La contralora distrital, Ana Lorelys Román Arboleda, ordenó activar las acciones sancionatorias contempladas en la ley luego de que la empresa Pazcifico Limpio se negara a instalar la mesa técnica para una auditoría de cumplimiento. La firma argumentó que el Distrito no tiene participación en sus recursos, pero documentos oficiales revelan que el municipio posee el 15% de sus acciones.
El conflicto entre la Contraloría Distrital de Buenaventura y la empresa operadora de aseo Pazcifico Limpio escaló a un nuevo nivel. Tras el fracaso en la instalación de una mesa técnica convocada para realizar una auditoría de cumplimiento, el ente de control decidió iniciar de inmediato un proceso sancionatorio contra la compañía.
La decisión fue anunciada por la contralora distrital, Ana Lorelys Román Arboleda, quien advirtió que la negativa de la empresa a colaborar con las labores de fiscalización constituye una obstrucción directa a las funciones constitucionales y legales de la Contraloría.
La empresa Pazcifico Limpio se negó a instalar la mesa técnica argumentando que el Distrito de Buenaventura no posee participación en sus recursos económicos. Según la firma, esa supuesta falta de vínculo financiero la eximiría de ser sometida al control fiscal por parte de la Contraloría Distrital.

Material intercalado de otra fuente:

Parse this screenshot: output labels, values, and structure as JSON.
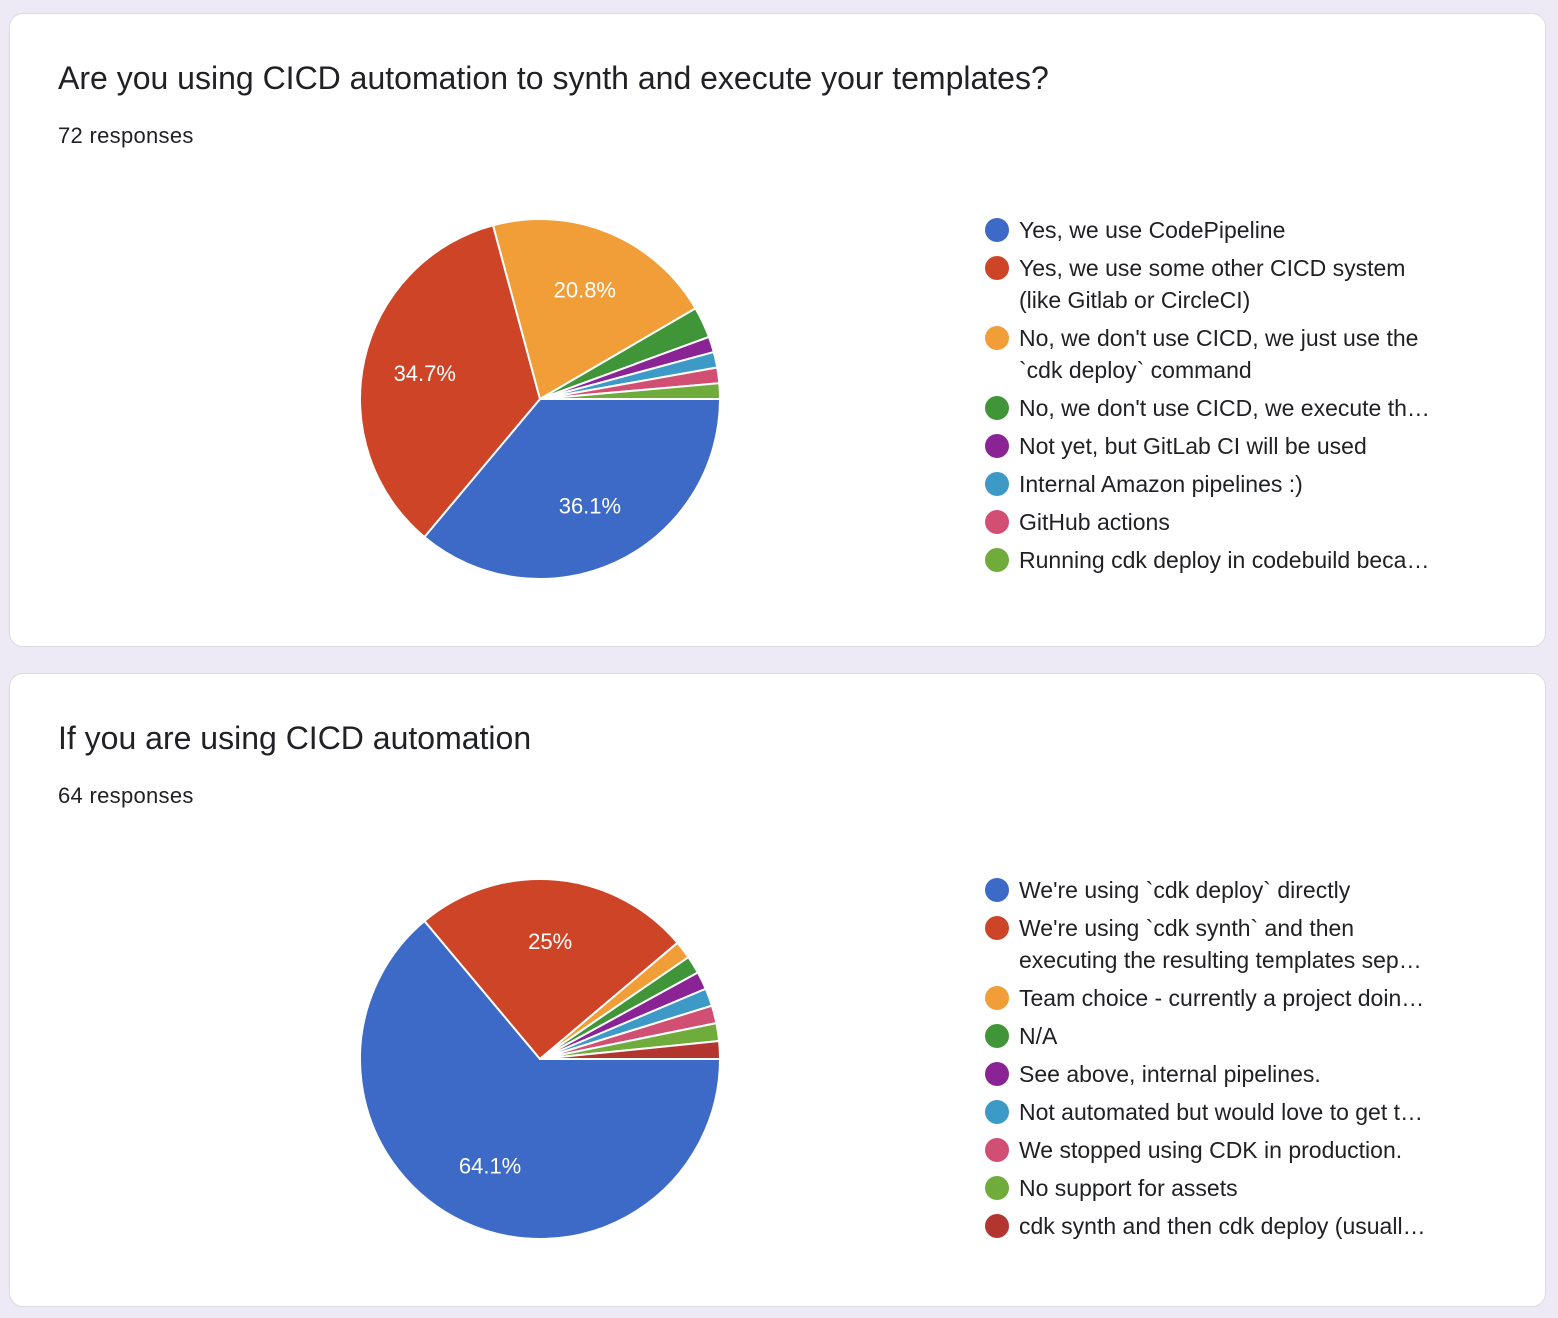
{
  "chart_data": [
    {
      "type": "pie",
      "title": "Are you using CICD automation to synth and execute your templates?",
      "subtitle": "72 responses",
      "categories": [
        "Yes, we use CodePipeline",
        "Yes, we use some other CICD system (like Gitlab or CircleCI)",
        "No, we don't use CICD, we just use the `cdk deploy` command",
        "No, we don't use CICD, we execute th…",
        "Not yet, but GitLab CI will be used",
        "Internal Amazon pipelines :)",
        "GitHub actions",
        "Running cdk deploy in codebuild beca…"
      ],
      "values": [
        36.1,
        34.7,
        20.8,
        2.8,
        1.4,
        1.4,
        1.4,
        1.4
      ],
      "value_labels": [
        "36.1%",
        "34.7%",
        "20.8%",
        "",
        "",
        "",
        "",
        ""
      ],
      "colors": [
        "#3d6ac6",
        "#cd4427",
        "#f19e38",
        "#3f9538",
        "#8a2394",
        "#3d99c6",
        "#d24f74",
        "#6fac3b"
      ],
      "legend_position": "right"
    },
    {
      "type": "pie",
      "title": "If you are using CICD automation",
      "subtitle": "64 responses",
      "categories": [
        "We're using `cdk deploy` directly",
        "We're using `cdk synth` and then executing the resulting templates sep…",
        "Team choice - currently a project doin…",
        "N/A",
        "See above, internal pipelines.",
        "Not automated but would love to get t…",
        "We stopped using CDK in production.",
        "No support for assets",
        "cdk synth and then cdk deploy (usuall…"
      ],
      "values": [
        64.1,
        25.0,
        1.6,
        1.6,
        1.6,
        1.6,
        1.6,
        1.6,
        1.6
      ],
      "value_labels": [
        "64.1%",
        "25%",
        "",
        "",
        "",
        "",
        "",
        "",
        ""
      ],
      "colors": [
        "#3d6ac6",
        "#cd4427",
        "#f19e38",
        "#3f9538",
        "#8a2394",
        "#3d99c6",
        "#d24f74",
        "#6fac3b",
        "#b2362f"
      ],
      "legend_position": "right"
    }
  ]
}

Sin embargo, tras una revisión exhaustiva de los documentos de constitución de la sociedad mercantil, el equipo de la Contraloría encontró que el Distrito de Buenaventura es accionista de la compañía con 3.750 acciones, lo que equivale al 15% del capital general. Esta participación accionaria, confirmada en los estatutos de la empresa, faculta plenamente al ente de control para vigilar y examinar el manejo de los fondos públicos involucrados.
El proceso sancionatorio se encuentra respaldado por la Resolución 0090 del 17 de julio de 2025, mediante la cual la Contraloría Distrital reconoció formalmente a Pazcifico Limpio como sujeto de control fiscal y la incluyó en el Plan de Vigilancia y Control Fiscal Territorial para la vigencia 2026.
El requerimiento inicial de información fue radicado por la Contraloría mediante un oficio el pasado 15 de mayo de 2026, solicitando a la empresa un informe aclaratorio sobre diversos aspectos de su gestión. La compañía, sin embargo, guardó silencio frente a ese primer requerimiento.
Posteriormente, se programó la mesa técnica para llevar a cabo la auditoría de cumplimiento, pero la empresa impidió el desarrollo de la jornada institucional al negarse a instalarla. Esta doble conducta —silencio ante el informe solicitado y obstrucción a la mesa técnica— fue el detonante para que la contralora ordenara la activación inmediata de las acciones sancionatorias.
Las declaraciones de la contralora Ana Lorelys Román Arboleda fueron contundentes. “El silencio de la empresa ante nuestra solicitud previa de un informe aclaratorio, sumado a la negativa de hoy para instalar la mesa técnica, configura una clara obstrucción a las funciones de fiscalización”, señaló la funcionaria.
Y añadió: “Actuaremos con firmeza jurídica y aplicaremos las sanciones correspondientes para garantizar el respeto al control fiscal”.
El equipo jurídico y técnico de la Contraloría Distrital ya avanza con celeridad en los trámites administrativos necesarios para adelantar el proceso sancionatorio. Según fuentes del organismo, se busca sentar un precedente claro sobre el cumplimiento ineludible de las obligaciones fiscales en el territorio, independientemente de las argumentaciones que pretendan evadir el control.
Con la activación del proceso sancionatorio, la empresa tendrá la oportunidad de ejercer su derecho a la defensa y presentar las pruebas que considere pertinentes. No obstante, la Contraloría advirtió que la obstrucción a la función de control fiscal está tipificada como una falta grave, lo que podría acarrear sanciones económicas, inhabilitaciones para contratar con el Estado o incluso reportes a instancias penales, dependiendo de la gravedad de los hallazgos.
El caso de Pazcifico Limpio se convierte así en un testigo clave sobre los límites y la autoridad de las contralorías territoriales frente a empresas con participación estatal, incluso cuando estas intentan desconocer su condición de sujetos de control.